Les dérivé réactif de l’oxygène (DRO) sont fréquemment produites lors d’infections virales.

La génération de ces DRO peut être à la fois bénéfique et néfaste pour de nombreuses fonctions cellulaires. En écrasant le système de défense antioxydant, l’excès de DRO induit un stress oxydatif. Les infections virales entraînent des maladies caractérisées par un large éventail de symptômes cliniques, le stress oxydatif étant l’une de leurs caractéristiques. Dans de nombreux cas, DRO peut, à son tour, améliorer la réplication virale conduisant à une boucle d’amplification. Un autre paramètre important pour la réplication virale et la pathogénicité est l’état nutritionnel de l’hôte. L’infection virale augmente simultanément la demande en micronutriments et entraîne leur perte, ce qui conduit à une carence qui peut être compensée par une supplémentation en micronutriments.

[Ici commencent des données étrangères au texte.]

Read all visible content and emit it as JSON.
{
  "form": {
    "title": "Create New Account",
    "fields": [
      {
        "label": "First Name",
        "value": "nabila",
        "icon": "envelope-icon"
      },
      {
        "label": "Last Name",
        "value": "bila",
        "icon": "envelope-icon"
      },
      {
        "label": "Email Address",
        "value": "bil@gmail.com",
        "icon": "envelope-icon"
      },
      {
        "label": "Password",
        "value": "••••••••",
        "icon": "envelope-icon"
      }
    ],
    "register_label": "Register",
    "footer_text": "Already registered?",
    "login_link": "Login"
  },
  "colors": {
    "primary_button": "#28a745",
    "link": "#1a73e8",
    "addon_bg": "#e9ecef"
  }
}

Parmi les nutriments impliqués dans l’infection virale, le sélénium (Se) joue un rôle important dans la défense antioxydante, la signalisation redox et l’homéostasie redox. La plupart des activités biologiques du sélénium sont effectuées par son incorporation en tant qu’acide aminé rare sélénocystéine dans la famille essentielle des sélénoprotéines. Une carence en sélénium, qui est le principal régulateur de l’expression de la sélénoprotéine, a été associée à la pathogénicité de plusieurs virus. En outre, plusieurs membres sélénoprotéines, y compris les glutathion peroxydases (GPX), la thiorédoxine réductases (TXNRD) semblaient importants dans différents modèles de réplication virale.
Enfin, l’identification formelle des sélénoprotéines virales dans le génome des molluscum contagiosum et des virus de la variole aviaire a démontré l’importance des sélénoprotéines dans le cycle viral.